Lebih lanjut Dawn menyarankan pula, “Jangan hancurkan
hubungan pernikahan Anda dan pasangan hanya karena merasa tak sesuai atau sulit
memahami pasangan. Anda hanya perlu sabar menjalani dan mengulang tahap
perkembangan dalam pernikahan ini. Jadikanlah kelanggengan pernikahan Anda
berdua sebagai suatu hadiah berharga bagi diri sendiri, pasangan, dan juga
anak.
Ketika pasangan (suami/istri) kedapatan beberapa kali
bersikap kurang baik, anggap lah ini sebuah ladang amal sabar. Dan jangan
sekali-kali berfikir bahwa hasil dari istikharah ternyata gagal ketika suatu
hari merasa sedikit kesal mendapati kelakukan pasangan Anda sikapnya kurang
baik, harusnya tetap lah berfikir bahwa dia memang pilihan terbaik yang Alloh
pilihkan.
Ketika keadaannya seperti itu tadi, yang menjadi tantangan
untuk Anda lakukan adalah menunjukan sikap yang lebih baik dari dia, agar Anda
menjadi contoh kebaikan untuknya, karena tidak selesai hanya berharap saja dia
harus lebih baik dari Anda, tetapi kita harus melakukan sesuatu untuk menjadi
jalan perubahan untuknya. Karena bisa jadi begini, sekarang memang pasangan
Anda belum baik, tapi yakin lah bahwa suatu saat dia akan lebih baik dari Anda,
kontribusi motivasi dari Anda diperlukan juga untuknya.
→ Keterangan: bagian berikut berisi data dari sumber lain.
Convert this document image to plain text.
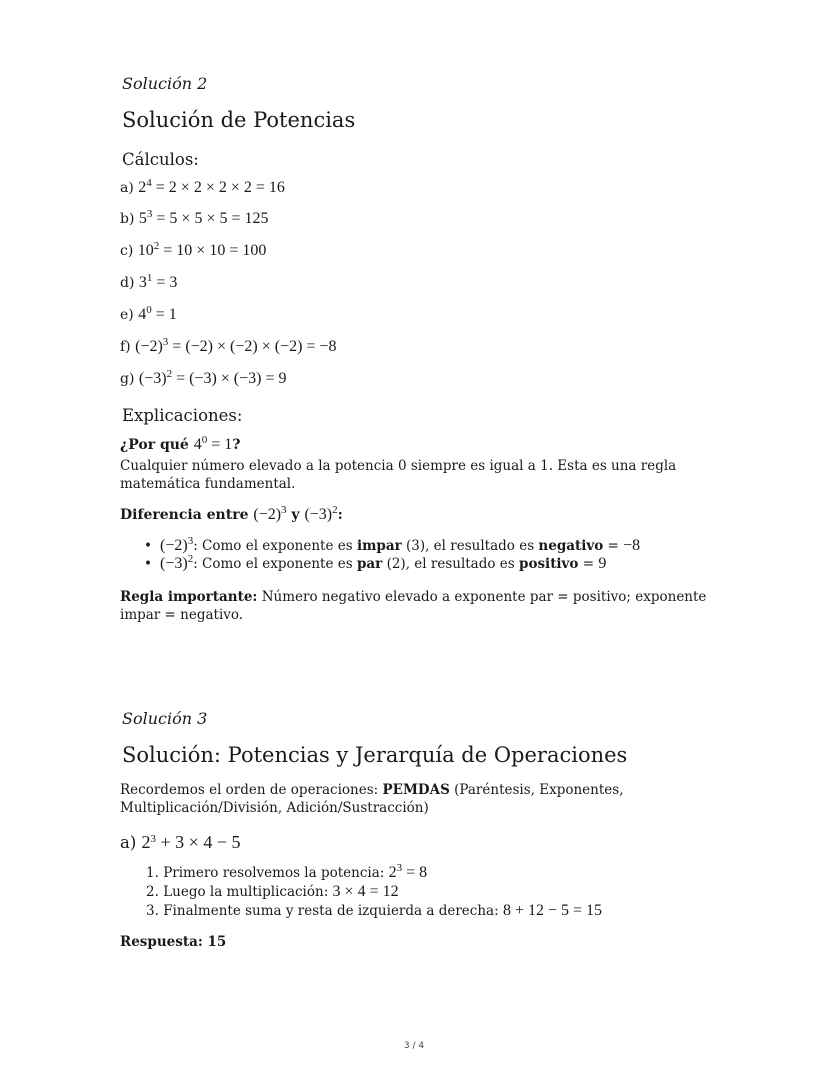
Solución 2
Solución de Potencias
Cálculos:
a) $2^4 = 2 \times 2 \times 2 \times 2 = 16$
b) $5^3 = 5 \times 5 \times 5 = 125$
c) $10^2 = 10 \times 10 = 100$
d) $3^1 = 3$
e) $4^0 = 1$
f) $(-2)^3 = (-2) \times (-2) \times (-2) = -8$
g) $(-3)^2 = (-3) \times (-3) = 9$
Explicaciones:
¿Por qué $4^0 = 1$?
Cualquier número elevado a la potencia 0 siempre es igual a 1. Esta es una regla matemática fundamental.
Diferencia entre $(-2)^3$ y $(-3)^2$:
• $(-2)^3$: Como el exponente es impar (3), el resultado es negativo = −8
• $(-3)^2$: Como el exponente es par (2), el resultado es positivo = 9
Regla importante: Número negativo elevado a exponente par = positivo; exponente impar = negativo.
Solución 3
Solución: Potencias y Jerarquía de Operaciones
Recordemos el orden de operaciones: PEMDAS (Paréntesis, Exponentes, Multiplicación/División, Adición/Sustracción)
a) $2^3 + 3 \times 4 - 5$
1. Primero resolvemos la potencia: $2^3 = 8$
2. Luego la multiplicación: 3 × 4 = 12
3. Finalmente suma y resta de izquierda a derecha: 8 + 12 − 5 = 15
Respuesta: 15
3 / 4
Terjadinya sebuah Ikatan tali pernikahan, tidak berarti
semuanya menjadi serba cocok, serba lancar dan jauh dari Masalah. Tidaklah begitu
adanya, ada baiknya kita perlu berfikir begini: "dia bukan aku dan
aku bukan dia, aku adalah aku begitu pun dia! tapi aku adalah bagian dari dia
dan dia bagian dari aku. Karena aku Mencintainya, jadi aku harus bisa
memakluminya dan berusaha untuk terus bersikap baik, lebih baik darinya hingga
sikapku bisa menjadi contoh kebaikan untuknya."
- Penyesuaian
dan Pertumbuhan dalam Perkawinan.
Hirning dan Hirning (1956) mengatakan bahwa penyesuaian
perkawinan itu lebih kompleks dibandingkan yang terlihat. Dua orang memasuki
perkawinan harus menyesuaikan satu sama lain dengan tingkatan yang
berbeda-beda. Untuk tingkat organismik mereka harus menyesuaikan diri dengan
sensori, motor, emosional dan kapasitas intelektual dan kebutuhan. Untuk
tingkat kepribadian, masing-masing mereka harus menyesuaikan diri dengan
kebiasaan, keterampilan, sikap, ketertarikan, nilai-nilai, sifat, konsep ego,
dan kepercayaan. Pasangan juga harus menyesuaikan dengan lingkungan mereka,
termasuk rumah tangga yang baru, anak-anak, sanak keluarga, teman, dan
pekerjaan.
Lasswell
dan Lasswell (1987) mengatakan bahwa konsep dari penyesuaian perkawinan adalah
bahwa dua individu belajar untuk saling mengakomodasikan kebutuhan, keinginan,
dan harapan.
Dyer (1983) menyatakan penyesuaian perkawinan adalah adanya bermacam-macam
proses dan penyesuaian didalam hubungan perkawinan antar pasangan, dimana
adanya proses untuk mengakomodasikan situasi sehari-hari, menyeimbangkan
kebutuhan masing-masing, ketertarikan, role-expectation, dan pandangan, dan
beradaptasi untuk perubahan kondisi perkawinan dan kehidupan keluarga.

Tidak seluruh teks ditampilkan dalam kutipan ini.